Studi cross-sectional merupakan salah satu jenis studi observasional untuk
mengetahui hubungan antara faktor risiko dan penyakit. Pengukuran dalam studi
analitik cross-sectional biasanya menggunakan tabel 2 x 2, sehingga dari tabel tersebut
dapat diketahui prevalensi penyakit pada kelompok dengan atau tanpa faktor risiko,
dapat dihitung rasio prevalensi. Rasio prevalensi = 1 menunjukkan bahwa variabel
bebas yang diteliti bukan merupakan faktor risiko. Rasio prevalensi > 1 menunjukkan
bahwa variabel independen merupakan faktor risiko, dan bila rasio prevalensi kurang
dari 1 berarti variabel independen merupakan faktor protektif. Dari uraian diatasi
dapat kita katakan bahwa penelitian cross-sectional merupakan peralihan antara
penelitian deskriptif murni dengan penelitian analitik.
Kekurangan :
a. Dibutuhkan subjek penelitian yang relatif besar atau banyak, dengan asumsi
variabel bebas yang berpengaruh cukup banyak.
b. Faktor-faktor risiko tidak dapat diukur secara akurat dan akan mempengaruhi hasil
penelitian atau mungkin terjadi bias prevalensi atau bias insiden karena efek suatu
faktor risiko selama selang waktu tertentu dapat ditafsirkan sebagai efek penyakit.
c. Nilai prognosanya atau prediksinya (daya ramal) lemah atau kurang tepat.
d. Korelasi faktor risiko dengan dampaknya adalah paling lemah bila dibandingkan
dengan rancangan penelitian analitik yang lainnya.
e. Kesimpulan hasil penelitian berkaitan dengan kekuatan rancangan yang disusun
sangat berpengaruh, umumnya kekuatan rancangan yang baik adalah sekitar 40%,
artinya hanya sebesar 40% variabel bebas atau faktor risiko mampu menjelaskan
variabel terikat atau dampak, sisanya yaitu 60% tidak mampu dijelaskan dengan
model yang dibuat.
f. Sulit untuk menentukan hubungan sebab akibat karena pengambilan data risiko
dan efek dilakukan pada saat yang bersamaan.

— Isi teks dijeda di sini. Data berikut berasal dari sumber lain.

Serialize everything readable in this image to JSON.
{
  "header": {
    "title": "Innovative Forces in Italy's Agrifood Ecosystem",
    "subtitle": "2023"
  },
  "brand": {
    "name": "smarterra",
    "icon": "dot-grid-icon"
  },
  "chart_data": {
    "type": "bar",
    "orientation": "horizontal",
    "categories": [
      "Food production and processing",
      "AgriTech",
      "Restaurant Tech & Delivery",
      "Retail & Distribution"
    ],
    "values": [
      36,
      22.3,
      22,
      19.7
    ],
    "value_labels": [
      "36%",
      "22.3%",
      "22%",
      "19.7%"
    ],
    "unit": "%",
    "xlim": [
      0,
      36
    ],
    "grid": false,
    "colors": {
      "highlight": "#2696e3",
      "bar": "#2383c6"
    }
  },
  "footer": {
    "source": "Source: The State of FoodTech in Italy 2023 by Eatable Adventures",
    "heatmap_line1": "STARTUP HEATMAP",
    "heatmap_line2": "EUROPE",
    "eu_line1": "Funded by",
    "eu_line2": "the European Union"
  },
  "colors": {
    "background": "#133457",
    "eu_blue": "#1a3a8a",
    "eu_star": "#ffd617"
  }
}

g. Studi prevalensi lebih banyak menjaring subjek yang mempunyai masa sakit yang
panjang daripada yang mempunyai masa sakit yang pendek.
h. Tidak menggambarkan perjalanan penyakit, insiden maupun prognosis.
i. Tidak praktis untuk meneliti kasus yang sangat jarang. (Vionalita, 2020)
Contoh: penelitian tentang fluorosis yang dilakukan pada anak usia 10-12 tahun di
Brazil yang tinggal di daerah yang belum memperoleh fluoridasi air minum.
Sumber :
Abduh, M., Alawiyah, T., Apriansyah, G., Sirodj, R. A., & Afgani, M. W. (2022). Survey
Design: Cross Sectional dalam Penelitian Kualitatif. Jurnal Pendidikan Sains Dan
Komputer, 3(01), 31–39. https://doi.org/10.47709/jpsk.v3i01.1955
Adiputra, I. M. S., Trisnadewi, N. W., Oktaviani, N. P. W., & Munthe, S. A. (2021).
Metodologi Penelitian Kesehatan.
Notoatmojo, Soekidjo. (2010). Metodologi Penelitian Kesehatan. Jakarta: RinekaCipta.
Sudibyo Supardi, S. (2014) Metodologi Penelitian. Jakarta: Trans Info Media.
Sugiyono. (2013). Metode Penelitian Kualitatif, Kuantitatif Dan RnD. Bandung: Alfabeta.
Vionalita, G. (2020). Modul Metodologi Penelitian Kuantitatif. Universitas Esa Unggul.